As the infographic shows, the Upper Tribunal has, in some cases, dramatically reduced the level of fines. Leaving aside the highest fine (which was itself reduced by £300,000), the combined effect of the Upper Tribunal’s decisions was to reduce the total amount of fines imposed by the RDC by some 83 per cent. Furthermore, the Upper Tribunal has also overturned findings of lack of integrity, modified the scope of prohibition orders and, on one occasion, refused to impose a prohibition order even though it found that the Applicant had failed
to act with integrity.

The Tribunal’s recent Decision in the case of Angela Burns is, in many respects, the most remarkable. Not only did the Tribunal award Ms Burns £100,000 in costs due to the FCA’s unreasonable conduct of the proceedings, but it also lambasted the FCA, saying “we…deplore the Authority’s…failure to retain a sense of proportion in its approach to this case”. It is almost unprecedented for the FCA to have an award of costs made against it, and judges rarely make such stinging criticisms of regulators. This extraordinary Decision is bound to make the FCA think long and hard before making serious allegations of dishonesty without very strong supporting evidence.

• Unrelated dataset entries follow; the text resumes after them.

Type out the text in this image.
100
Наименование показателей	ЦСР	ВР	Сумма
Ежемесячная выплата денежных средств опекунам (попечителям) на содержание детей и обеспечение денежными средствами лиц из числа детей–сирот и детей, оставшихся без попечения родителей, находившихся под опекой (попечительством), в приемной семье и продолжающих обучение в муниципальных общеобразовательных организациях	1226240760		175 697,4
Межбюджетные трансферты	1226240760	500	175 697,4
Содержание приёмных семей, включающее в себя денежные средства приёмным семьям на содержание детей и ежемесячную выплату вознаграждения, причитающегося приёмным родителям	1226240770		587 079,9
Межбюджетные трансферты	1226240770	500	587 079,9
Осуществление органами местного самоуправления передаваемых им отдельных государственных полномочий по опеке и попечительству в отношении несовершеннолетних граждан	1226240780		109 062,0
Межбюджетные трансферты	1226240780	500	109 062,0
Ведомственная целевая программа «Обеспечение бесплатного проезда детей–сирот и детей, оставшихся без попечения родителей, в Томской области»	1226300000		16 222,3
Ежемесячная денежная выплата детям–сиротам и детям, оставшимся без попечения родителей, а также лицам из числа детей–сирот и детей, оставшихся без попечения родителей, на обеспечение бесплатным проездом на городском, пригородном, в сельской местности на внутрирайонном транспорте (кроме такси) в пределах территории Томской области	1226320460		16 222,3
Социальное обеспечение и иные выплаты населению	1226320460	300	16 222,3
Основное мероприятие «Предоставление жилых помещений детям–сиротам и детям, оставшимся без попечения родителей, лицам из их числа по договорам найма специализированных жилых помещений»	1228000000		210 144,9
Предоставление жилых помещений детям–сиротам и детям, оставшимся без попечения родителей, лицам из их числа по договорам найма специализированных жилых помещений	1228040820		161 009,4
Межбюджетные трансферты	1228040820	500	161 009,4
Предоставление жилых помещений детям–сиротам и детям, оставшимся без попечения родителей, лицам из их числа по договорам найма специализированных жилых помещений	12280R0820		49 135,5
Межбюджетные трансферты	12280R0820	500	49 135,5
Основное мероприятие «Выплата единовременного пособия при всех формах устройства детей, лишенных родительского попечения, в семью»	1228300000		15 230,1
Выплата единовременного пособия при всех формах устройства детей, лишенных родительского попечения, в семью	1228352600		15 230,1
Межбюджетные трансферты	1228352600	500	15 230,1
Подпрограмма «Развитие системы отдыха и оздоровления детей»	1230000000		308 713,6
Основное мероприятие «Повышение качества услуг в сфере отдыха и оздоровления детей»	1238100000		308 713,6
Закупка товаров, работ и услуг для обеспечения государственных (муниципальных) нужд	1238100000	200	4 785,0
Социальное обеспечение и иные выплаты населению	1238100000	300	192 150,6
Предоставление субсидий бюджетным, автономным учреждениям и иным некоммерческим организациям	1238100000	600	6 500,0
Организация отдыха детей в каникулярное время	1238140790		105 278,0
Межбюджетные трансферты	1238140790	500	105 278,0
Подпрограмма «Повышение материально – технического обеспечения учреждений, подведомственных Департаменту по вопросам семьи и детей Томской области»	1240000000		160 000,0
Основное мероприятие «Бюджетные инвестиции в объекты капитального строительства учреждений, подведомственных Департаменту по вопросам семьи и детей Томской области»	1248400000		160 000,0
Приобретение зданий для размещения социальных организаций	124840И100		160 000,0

Ever since its decision in the landmark case of John Pottage in 2012, the Upper Tribunal has shown a willingness to reverse almost every type of decision by the regulator, sometimes criticising it in fairly trenchant terms. This is likely to embolden those who are minded to challenge enforcement decisions made against them. Whilst all cases are, of course, decided on their particular facts, the Upper Tribunal’s readiness to keep the regulators in check is a trend we will continue tracking.